Meant to post it in Bowls, Habitats and Accessories. Whoops! I'll PM a mod and ask if they can move this.


----------



## Kiara1125 (Feb 1, 2011)

Haha, good idea.


----------



## ao (Feb 29, 2012)

thread relocated 

great find btw  I'd go for tall plants~ stems do well


----------



## Saphira101 (Nov 14, 2012)

Thank you so much aokashi!


----------



## peachii (Jan 6, 2013)

It's deep so i would recommend white substrate cap on top of whatever "dirt fert" you use, to reflect the light a bit.


























So many possibilities with how tall it is, as a lot of plants get to big for a 10 gallon tank to handle.

Got these images off google. so pretty all of them.

Great find!!


----------



## MattsBettas (Dec 18, 2012)

First, you will need to get a proper light... I doubt it came with one. You may have trouble seeing as the lid isn't standard. aokashi knows a lot more about lighting then me, so ask him/her (sorry ao, I can't tell from your anonymous profile XD) any specific questions about that. 

I agree, tall plants would be great and give the betta some resting spots near the top of the tank.

Read ofl's sticky in this section!


----------



## Kiara1125 (Feb 1, 2011)

You should get some rotala rotundifolia for it. It's green, but turns pink under high light. It's so pretty and it gets really tall and the leaves kinda fan out.
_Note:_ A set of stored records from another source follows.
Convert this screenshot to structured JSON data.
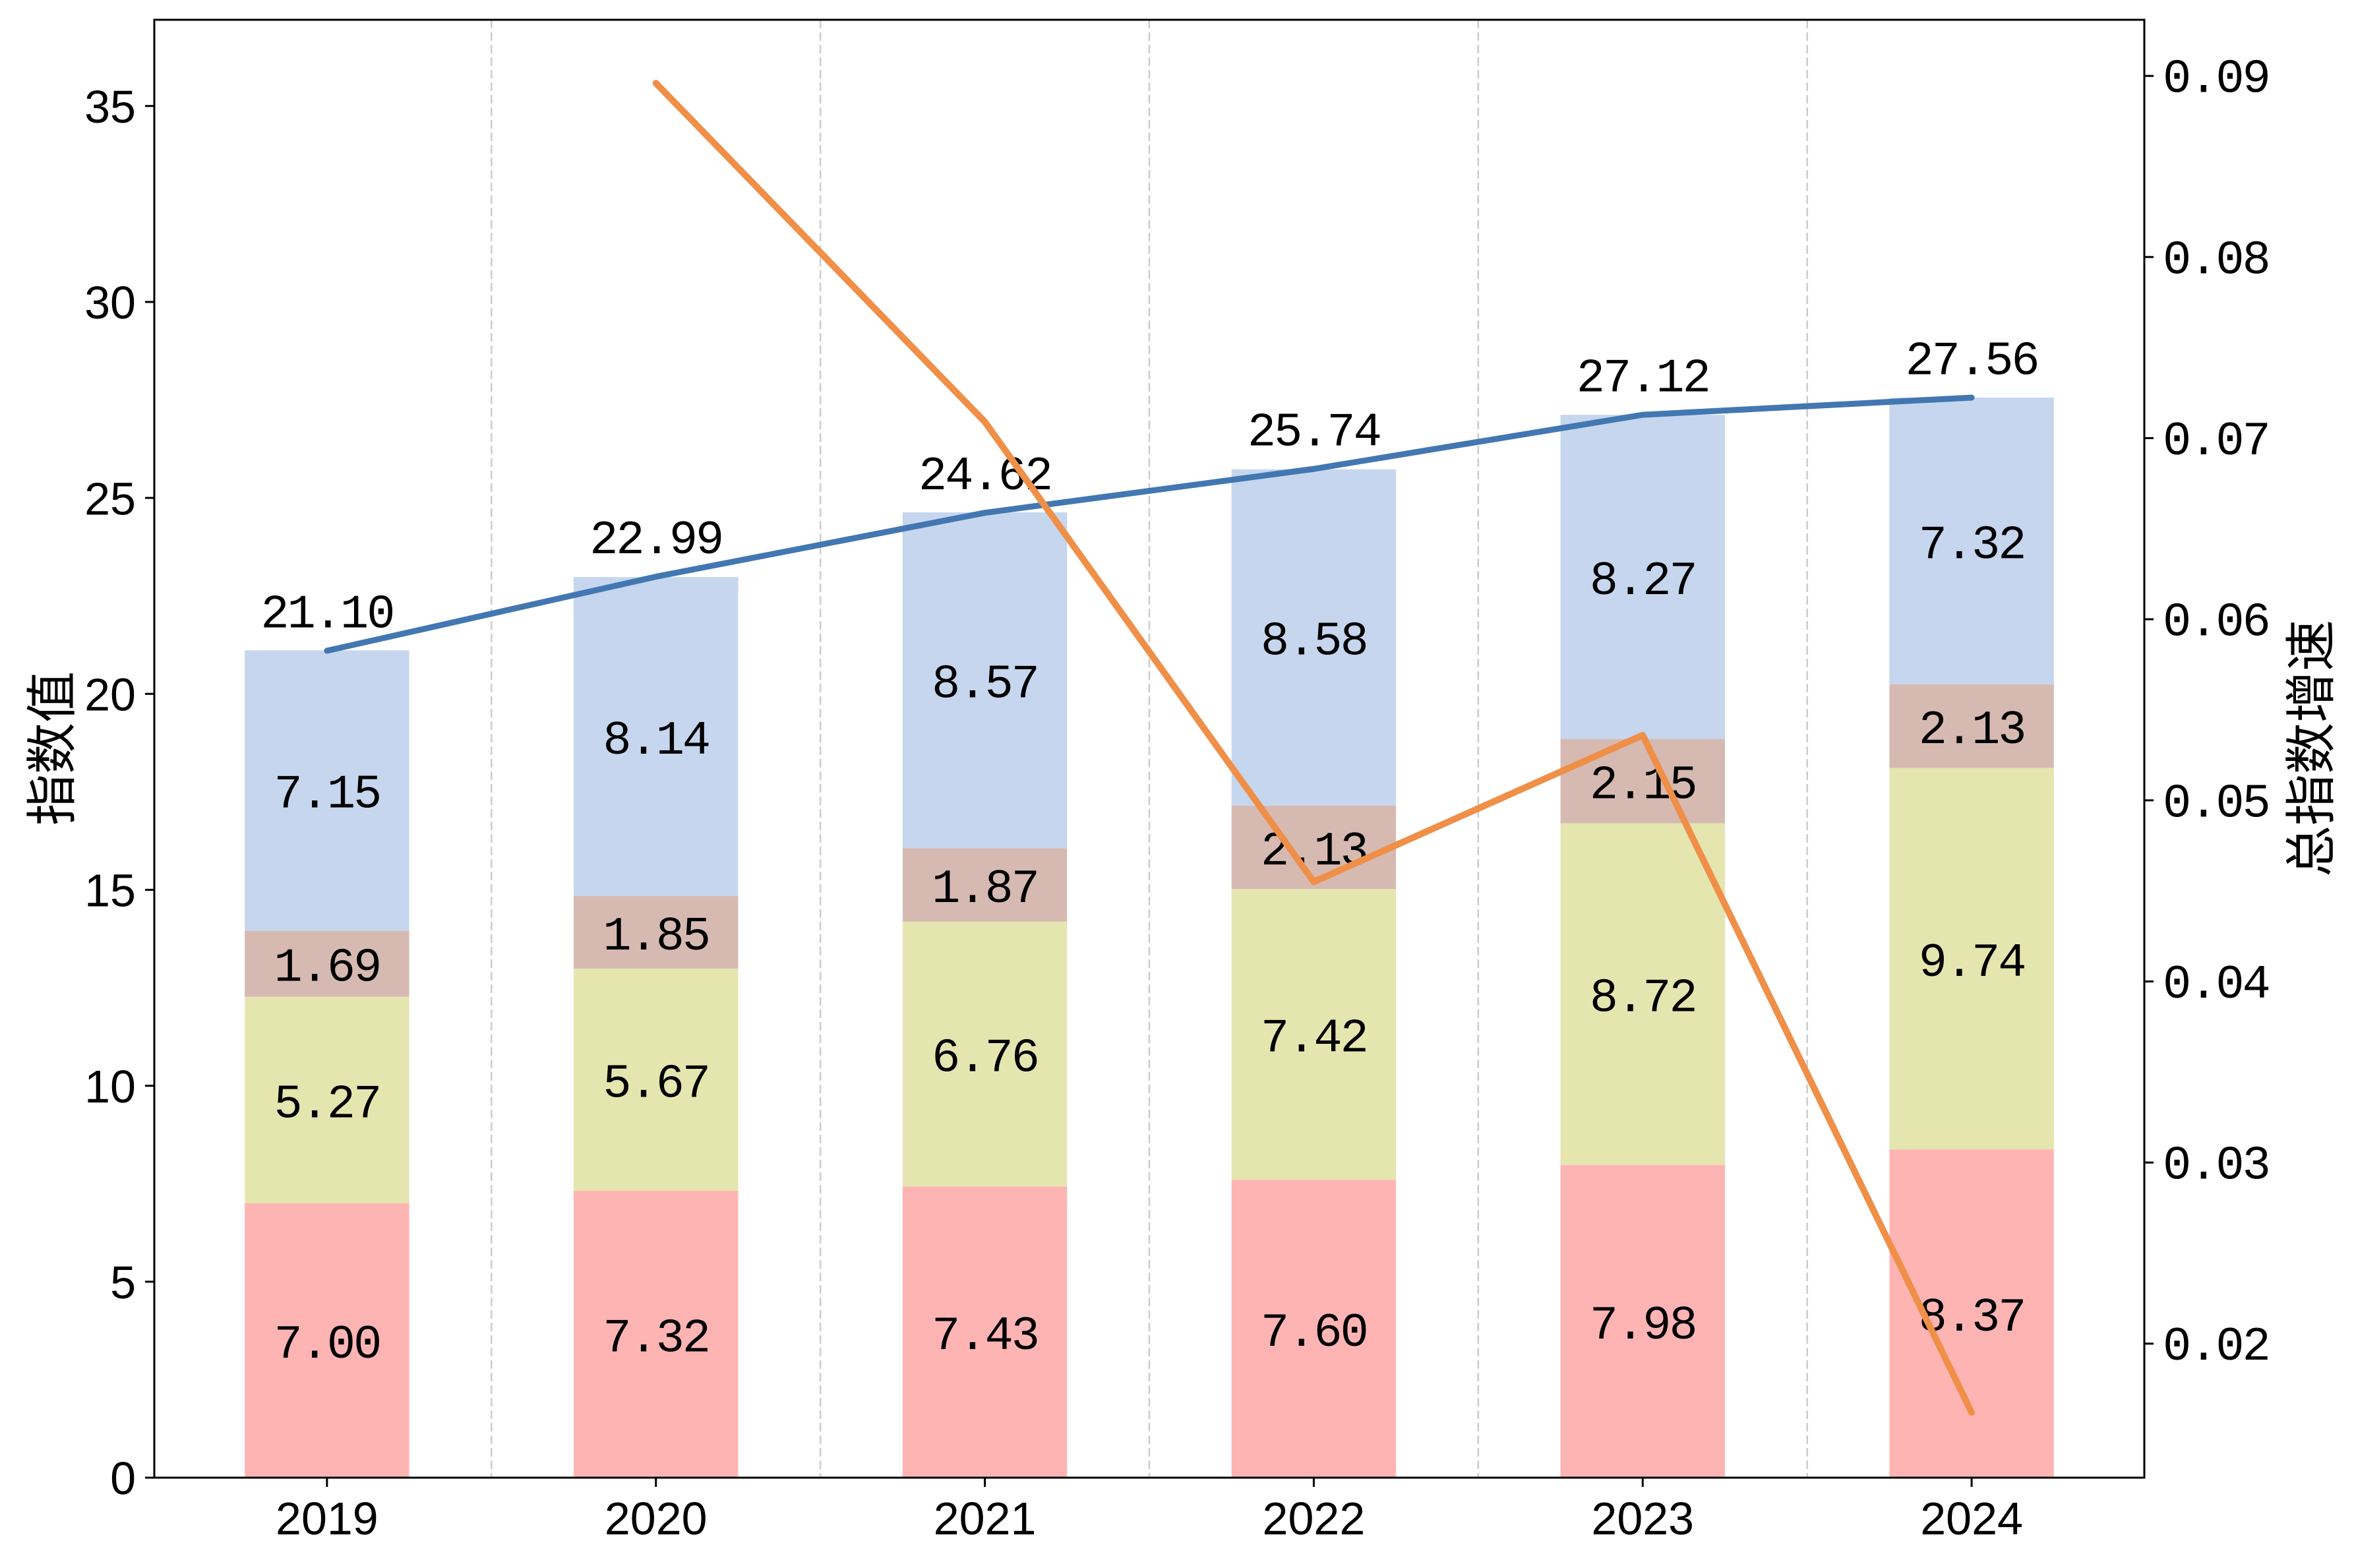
{
  "chart_data": {
    "type": "bar",
    "stacked": true,
    "categories": [
      "2019",
      "2020",
      "2021",
      "2022",
      "2023",
      "2024"
    ],
    "series": [
      {
        "color": "#ffb4b4",
        "values": [
          7.0,
          7.32,
          7.43,
          7.6,
          7.98,
          8.37
        ],
        "labels": [
          "7.00",
          "7.32",
          "7.43",
          "7.60",
          "7.98",
          "8.37"
        ]
      },
      {
        "color": "#e5e5af",
        "values": [
          5.27,
          5.67,
          6.76,
          7.42,
          8.72,
          9.74
        ],
        "labels": [
          "5.27",
          "5.67",
          "6.76",
          "7.42",
          "8.72",
          "9.74"
        ]
      },
      {
        "color": "#d6bab2",
        "values": [
          1.69,
          1.85,
          1.87,
          2.13,
          2.15,
          2.13
        ],
        "labels": [
          "1.69",
          "1.85",
          "1.87",
          "2.13",
          "2.15",
          "2.13"
        ]
      },
      {
        "color": "#c6d6ee",
        "values": [
          7.15,
          8.14,
          8.57,
          8.58,
          8.27,
          7.32
        ],
        "labels": [
          "7.15",
          "8.14",
          "8.57",
          "8.58",
          "8.27",
          "7.32"
        ]
      }
    ],
    "totals": {
      "type": "line",
      "color": "#4277b2",
      "values": [
        21.1,
        22.99,
        24.62,
        25.74,
        27.12,
        27.56
      ],
      "labels": [
        "21.10",
        "22.99",
        "24.62",
        "25.74",
        "27.12",
        "27.56"
      ]
    },
    "right_axis_series": {
      "type": "line",
      "color": "#ef8f48",
      "values": [
        null,
        0.0896,
        0.0709,
        0.0455,
        0.0536,
        0.0162
      ]
    },
    "ylabel": "指数值",
    "ylabel_right": "总指数增速",
    "ylim": [
      0,
      37.2
    ],
    "ylim_right": [
      0.0126,
      0.0931
    ],
    "yticks": [
      "0",
      "5",
      "10",
      "15",
      "20",
      "25",
      "30",
      "35"
    ],
    "yticks_right": [
      "0.02",
      "0.03",
      "0.04",
      "0.05",
      "0.06",
      "0.07",
      "0.08",
      "0.09"
    ],
    "grid_x": true
  }
}
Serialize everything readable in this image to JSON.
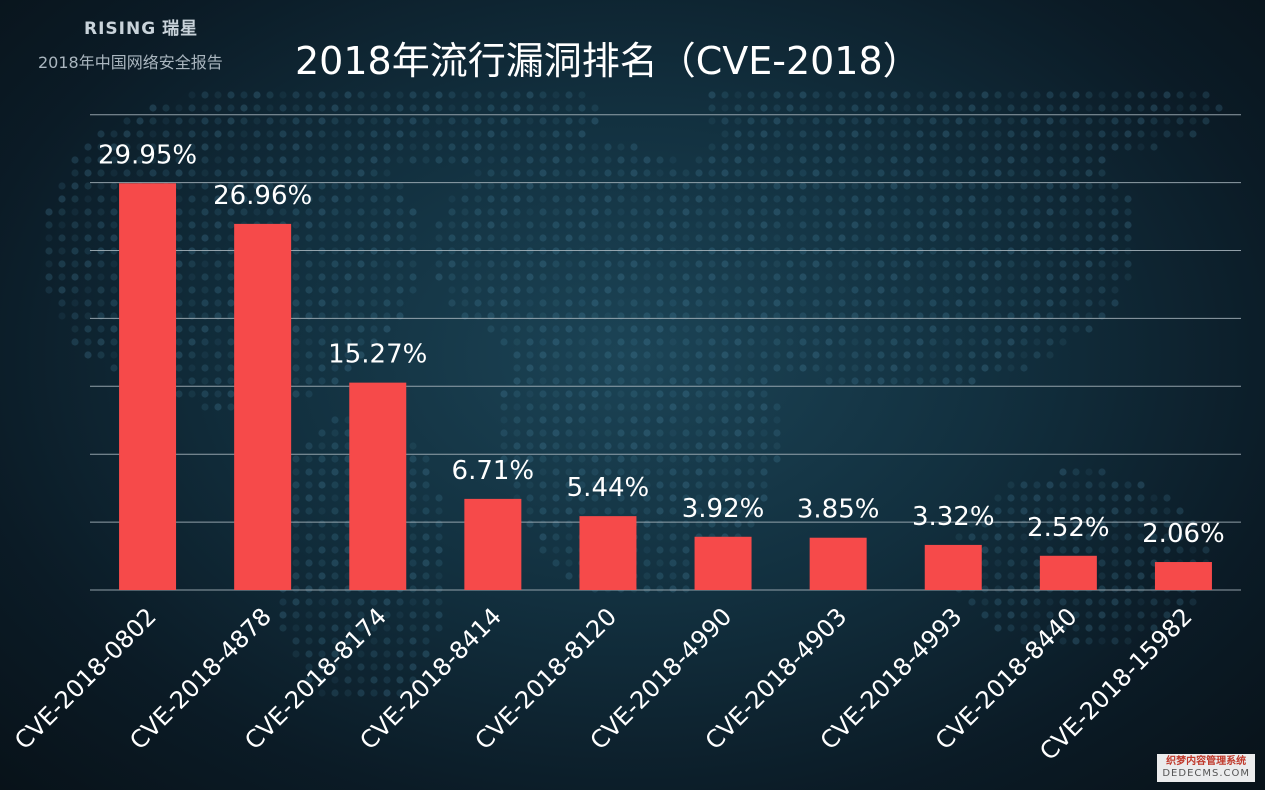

My tank with rotala right in the front 

This









Turned into this ...









And then this ... xD









Also, same betta in the pic fwiw  (turned out to be a male PK instead of a female VT like I bought him as xD)









Also, rotala in my boyfriend's 55g along with hornwort, floating fern, and jungle val (it's pink! xD)


----------



## lilyth88 (Mar 15, 2012)

Seconding the Rotala. Love mine!


----------



## Kiara1125 (Feb 1, 2011)

I any more rotala. MOAR!!! xD it really is a great addition to any tank.


----------



## Gallium (May 14, 2013)

I think the main problem with hexes is that they're made to be seen from any angle. We used to have one on the coffee table in the livingroom which could be seen from every angle, and thus needed to be scaped to be presentable from all angles. Ours was larger so we had more working room, but it's a challenge. You want to find a nice driftwood that is vertical, with 1 mainline and 2, 4, or 6 complementary branches, that is appealing from all angles, and plant based around the wood. Java, peacock, or chirstmas moss will be your friends on the wood itself. Anubias nana _petite_ is a good choice for along the mainline and base. plants shouldn't get too tall around the driftwood except in empty space, and they should get progressively shorter the closer to the edges you get. 

If planting just to be seen from one angle, plant very tall plants to the back, place a driftwood with 1-2 mainlines and a few branches, prefferably with some rooting or knotting at the base, and place short plants to the front.

One thing I really love about hexes is they look GREAT with top-mounted driftwoods. Uusually manzanita burl/branches or cypress flats look the best. You mount them to plexiglass or plastic and pace it upside-down from the top of the tank. The wood should reach down almost to the bottom but shouldn't touch it, or should meet 3/4ths the way down with aother peice of complimentary wood. This gives you more planting space as well


----------